As Nature tries her best to specialize, to make trees, stars, coral, a human brain (and then those specializations aggregate to make other specializations—we make forests, empires, reefs), Time shakes its head. “I will allow you, Nature, some coral and human brain but only for so long. This is not the state of things.” “What about the stars?” responds Nature. “In the stars you have put your very soul,” answers Time. “They can last longer.”
Sculptor Andy Goldsworthy, known for his great (permanent) wall, cairn, and arch installations, also makes up to two “ephemeral works” a day.

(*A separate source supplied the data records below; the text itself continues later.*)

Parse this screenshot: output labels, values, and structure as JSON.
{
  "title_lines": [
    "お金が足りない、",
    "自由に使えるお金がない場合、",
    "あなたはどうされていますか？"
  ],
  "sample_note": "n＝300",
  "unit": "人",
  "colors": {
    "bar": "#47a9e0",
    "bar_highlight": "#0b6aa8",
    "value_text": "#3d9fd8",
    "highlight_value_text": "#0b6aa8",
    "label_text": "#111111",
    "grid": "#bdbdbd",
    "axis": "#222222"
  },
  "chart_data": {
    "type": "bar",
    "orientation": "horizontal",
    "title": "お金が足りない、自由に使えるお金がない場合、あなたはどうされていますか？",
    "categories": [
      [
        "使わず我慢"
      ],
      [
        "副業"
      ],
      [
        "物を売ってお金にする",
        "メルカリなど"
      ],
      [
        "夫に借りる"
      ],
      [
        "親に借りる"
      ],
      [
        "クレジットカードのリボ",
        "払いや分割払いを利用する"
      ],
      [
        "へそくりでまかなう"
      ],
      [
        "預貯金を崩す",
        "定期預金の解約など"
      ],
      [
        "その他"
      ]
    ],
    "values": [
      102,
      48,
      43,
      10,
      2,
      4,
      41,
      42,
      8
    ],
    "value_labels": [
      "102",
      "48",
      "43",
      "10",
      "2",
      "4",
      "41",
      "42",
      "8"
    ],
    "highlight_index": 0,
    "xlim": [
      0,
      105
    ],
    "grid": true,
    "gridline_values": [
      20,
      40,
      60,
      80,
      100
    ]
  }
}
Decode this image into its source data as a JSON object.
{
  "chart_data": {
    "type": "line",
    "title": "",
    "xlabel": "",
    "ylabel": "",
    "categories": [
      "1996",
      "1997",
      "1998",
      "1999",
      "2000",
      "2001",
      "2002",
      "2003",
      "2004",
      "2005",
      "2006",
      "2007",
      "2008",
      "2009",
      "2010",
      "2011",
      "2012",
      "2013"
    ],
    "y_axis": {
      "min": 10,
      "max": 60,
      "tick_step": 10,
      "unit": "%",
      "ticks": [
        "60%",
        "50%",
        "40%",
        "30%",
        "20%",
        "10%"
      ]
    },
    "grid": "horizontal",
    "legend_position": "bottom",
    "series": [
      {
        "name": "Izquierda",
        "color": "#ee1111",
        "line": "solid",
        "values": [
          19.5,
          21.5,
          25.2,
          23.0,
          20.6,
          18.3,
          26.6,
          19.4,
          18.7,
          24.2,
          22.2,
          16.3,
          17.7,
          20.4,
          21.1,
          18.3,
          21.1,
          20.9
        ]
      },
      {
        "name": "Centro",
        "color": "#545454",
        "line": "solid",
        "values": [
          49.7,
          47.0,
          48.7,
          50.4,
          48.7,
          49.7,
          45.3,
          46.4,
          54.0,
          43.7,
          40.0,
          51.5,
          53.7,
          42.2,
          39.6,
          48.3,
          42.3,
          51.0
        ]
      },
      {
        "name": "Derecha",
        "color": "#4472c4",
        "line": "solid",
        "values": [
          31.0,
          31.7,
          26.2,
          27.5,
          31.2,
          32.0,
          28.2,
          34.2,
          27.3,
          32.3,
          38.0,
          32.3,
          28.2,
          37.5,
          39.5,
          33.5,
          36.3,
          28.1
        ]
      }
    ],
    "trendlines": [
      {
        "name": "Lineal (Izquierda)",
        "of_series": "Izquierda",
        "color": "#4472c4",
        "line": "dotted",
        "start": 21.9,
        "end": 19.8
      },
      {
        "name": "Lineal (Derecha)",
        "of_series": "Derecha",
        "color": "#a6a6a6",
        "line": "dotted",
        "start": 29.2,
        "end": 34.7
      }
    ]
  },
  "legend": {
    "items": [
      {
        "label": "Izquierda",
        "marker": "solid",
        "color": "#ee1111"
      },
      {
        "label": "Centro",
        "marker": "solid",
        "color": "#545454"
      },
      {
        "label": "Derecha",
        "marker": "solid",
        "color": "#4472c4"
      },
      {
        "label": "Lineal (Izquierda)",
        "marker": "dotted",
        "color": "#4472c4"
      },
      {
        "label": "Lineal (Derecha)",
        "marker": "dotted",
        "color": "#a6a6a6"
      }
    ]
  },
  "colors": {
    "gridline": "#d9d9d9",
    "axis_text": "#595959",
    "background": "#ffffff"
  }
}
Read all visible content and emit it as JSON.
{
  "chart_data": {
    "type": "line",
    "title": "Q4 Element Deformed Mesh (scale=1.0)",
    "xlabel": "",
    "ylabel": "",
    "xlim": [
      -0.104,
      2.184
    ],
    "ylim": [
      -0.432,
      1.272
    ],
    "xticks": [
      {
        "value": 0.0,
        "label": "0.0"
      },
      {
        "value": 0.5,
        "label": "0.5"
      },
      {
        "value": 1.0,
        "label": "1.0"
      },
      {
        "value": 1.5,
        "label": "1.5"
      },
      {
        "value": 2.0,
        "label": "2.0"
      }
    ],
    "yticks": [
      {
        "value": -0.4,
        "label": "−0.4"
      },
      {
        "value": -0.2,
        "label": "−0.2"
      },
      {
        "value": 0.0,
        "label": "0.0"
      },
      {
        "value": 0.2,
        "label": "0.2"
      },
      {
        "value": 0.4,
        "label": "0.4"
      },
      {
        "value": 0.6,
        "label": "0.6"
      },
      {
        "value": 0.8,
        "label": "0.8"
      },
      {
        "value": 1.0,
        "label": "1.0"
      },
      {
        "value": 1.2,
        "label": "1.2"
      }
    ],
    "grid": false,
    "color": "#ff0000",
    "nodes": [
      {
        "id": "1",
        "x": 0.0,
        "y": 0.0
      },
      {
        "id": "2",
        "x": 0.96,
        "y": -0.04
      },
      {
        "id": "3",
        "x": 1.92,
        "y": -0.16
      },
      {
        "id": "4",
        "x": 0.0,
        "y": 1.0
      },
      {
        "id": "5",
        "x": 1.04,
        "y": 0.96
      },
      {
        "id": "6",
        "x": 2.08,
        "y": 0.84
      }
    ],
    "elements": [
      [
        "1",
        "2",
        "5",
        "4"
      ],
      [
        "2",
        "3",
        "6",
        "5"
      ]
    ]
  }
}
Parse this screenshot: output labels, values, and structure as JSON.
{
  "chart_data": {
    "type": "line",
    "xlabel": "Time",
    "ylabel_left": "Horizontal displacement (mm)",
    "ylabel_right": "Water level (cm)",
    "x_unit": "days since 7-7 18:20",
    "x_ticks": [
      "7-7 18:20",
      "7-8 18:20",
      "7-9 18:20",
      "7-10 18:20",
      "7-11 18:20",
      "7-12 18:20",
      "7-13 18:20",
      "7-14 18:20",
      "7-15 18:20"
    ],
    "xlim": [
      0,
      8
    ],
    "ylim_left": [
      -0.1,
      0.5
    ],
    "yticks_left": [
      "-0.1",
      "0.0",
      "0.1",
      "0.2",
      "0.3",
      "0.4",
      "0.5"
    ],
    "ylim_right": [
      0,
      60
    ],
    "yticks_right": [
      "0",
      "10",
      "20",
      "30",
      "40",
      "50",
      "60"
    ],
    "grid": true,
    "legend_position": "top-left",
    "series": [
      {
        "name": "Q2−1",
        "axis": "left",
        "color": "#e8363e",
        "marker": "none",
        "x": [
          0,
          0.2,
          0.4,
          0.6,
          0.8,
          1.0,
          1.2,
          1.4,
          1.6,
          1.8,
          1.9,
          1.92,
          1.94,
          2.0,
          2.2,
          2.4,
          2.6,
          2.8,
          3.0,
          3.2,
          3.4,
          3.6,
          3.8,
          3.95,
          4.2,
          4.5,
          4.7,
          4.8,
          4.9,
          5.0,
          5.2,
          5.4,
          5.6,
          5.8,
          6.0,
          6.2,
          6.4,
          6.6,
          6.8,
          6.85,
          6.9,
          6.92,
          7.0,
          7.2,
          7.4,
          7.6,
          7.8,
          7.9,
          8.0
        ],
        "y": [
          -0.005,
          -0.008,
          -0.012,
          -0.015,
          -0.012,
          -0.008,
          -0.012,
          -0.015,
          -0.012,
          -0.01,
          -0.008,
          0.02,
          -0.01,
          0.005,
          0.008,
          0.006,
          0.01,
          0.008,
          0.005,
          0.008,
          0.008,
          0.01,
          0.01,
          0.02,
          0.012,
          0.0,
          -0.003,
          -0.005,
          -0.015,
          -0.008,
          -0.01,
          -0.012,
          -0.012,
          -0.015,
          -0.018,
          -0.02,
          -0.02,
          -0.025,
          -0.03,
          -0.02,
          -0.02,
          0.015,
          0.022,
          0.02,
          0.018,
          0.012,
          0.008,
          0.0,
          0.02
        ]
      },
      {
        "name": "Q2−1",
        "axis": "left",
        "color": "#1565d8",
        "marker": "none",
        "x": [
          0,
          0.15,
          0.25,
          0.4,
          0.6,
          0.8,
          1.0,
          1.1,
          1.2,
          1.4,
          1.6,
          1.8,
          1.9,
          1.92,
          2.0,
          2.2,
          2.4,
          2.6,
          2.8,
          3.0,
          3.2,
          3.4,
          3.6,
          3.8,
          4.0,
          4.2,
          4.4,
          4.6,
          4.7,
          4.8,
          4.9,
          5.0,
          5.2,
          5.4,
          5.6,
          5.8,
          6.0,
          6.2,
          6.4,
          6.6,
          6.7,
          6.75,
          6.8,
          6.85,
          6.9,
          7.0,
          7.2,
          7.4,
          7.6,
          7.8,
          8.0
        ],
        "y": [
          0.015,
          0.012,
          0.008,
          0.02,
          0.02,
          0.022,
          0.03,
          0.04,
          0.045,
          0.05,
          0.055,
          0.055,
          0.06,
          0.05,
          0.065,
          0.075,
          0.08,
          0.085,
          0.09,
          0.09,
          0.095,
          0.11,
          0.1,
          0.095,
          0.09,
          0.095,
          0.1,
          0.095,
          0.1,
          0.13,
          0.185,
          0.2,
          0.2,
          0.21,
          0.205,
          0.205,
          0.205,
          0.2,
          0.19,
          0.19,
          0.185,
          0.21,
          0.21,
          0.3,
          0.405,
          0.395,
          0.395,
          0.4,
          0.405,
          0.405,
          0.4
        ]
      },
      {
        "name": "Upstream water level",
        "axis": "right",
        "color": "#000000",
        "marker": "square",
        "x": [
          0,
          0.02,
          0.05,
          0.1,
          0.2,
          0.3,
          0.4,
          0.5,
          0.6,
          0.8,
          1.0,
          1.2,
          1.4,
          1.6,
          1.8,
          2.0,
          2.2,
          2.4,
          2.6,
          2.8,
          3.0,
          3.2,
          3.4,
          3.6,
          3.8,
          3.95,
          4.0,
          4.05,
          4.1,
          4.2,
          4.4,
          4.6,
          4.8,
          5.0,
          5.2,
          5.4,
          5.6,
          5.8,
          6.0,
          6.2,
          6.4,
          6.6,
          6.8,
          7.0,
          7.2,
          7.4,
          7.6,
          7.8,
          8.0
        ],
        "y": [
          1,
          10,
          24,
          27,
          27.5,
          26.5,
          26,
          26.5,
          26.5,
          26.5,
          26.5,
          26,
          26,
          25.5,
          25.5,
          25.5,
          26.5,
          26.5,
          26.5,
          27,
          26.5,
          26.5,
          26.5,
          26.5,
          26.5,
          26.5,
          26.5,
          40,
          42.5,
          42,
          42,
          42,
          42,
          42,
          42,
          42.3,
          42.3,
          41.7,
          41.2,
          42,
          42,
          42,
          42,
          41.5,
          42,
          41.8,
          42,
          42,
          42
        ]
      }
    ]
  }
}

These works are made for a particular place and may last anything from a few minutes to a few days. They are an exploration of the land, often made without knowing what the result will be. They are intuitive responses to light, material, time, weather. They need to make mistakes, and sometimes to produce bad works is part of the process. I have far more failures than successes.
Wetting leaves on river stones, threading grass through branches, standing ice sheets on end—all ephemeral works. The sharpened teeth of decay waiting in the wings to tear apart this human invention. But its brief existence meant something. Goldsworthy simply makes more, better.
Nature does the same. More complexity, more ingenuity each time, fed with the decay of the old. She has learned how to use decay as part of the process.
Albeit tyrannical, decay isn’t greedy. It isn’t deceitful. Nothing is present that isn’t needed, and nothing is needed that isn’t present. It is the most tidy of henchmen. It is elegant. To push against it is inelegant.
It is, moreover, its own reward. A beauteous simplicity, suggests philosopher Hannah Arendt:
Although the living is subject to the ruin of the time, the process of decay is at the same time a process of crystallization, that in the depth of the sea, into which sinks and is dissolved what once was alive, some things “suffer a sea-change” and survive in new crystallized forms and shapes that remain immune to the elements, as though they waited only for the pearl diver who one day will come down to them and bring them up into the world of the living.
I would hitch up these fragments against my ruins, hold them fast. I would find myself in a forest, under an oak, pressed into coal. Waiting for that drill bit. My atoms released into fires and furnaces, then somehow cleaned, into the air and part of all things.
If you change your notion of being, you will always be. Decay is elegance. There is comfort in that. Much more so than a glazed, petrified Lenin.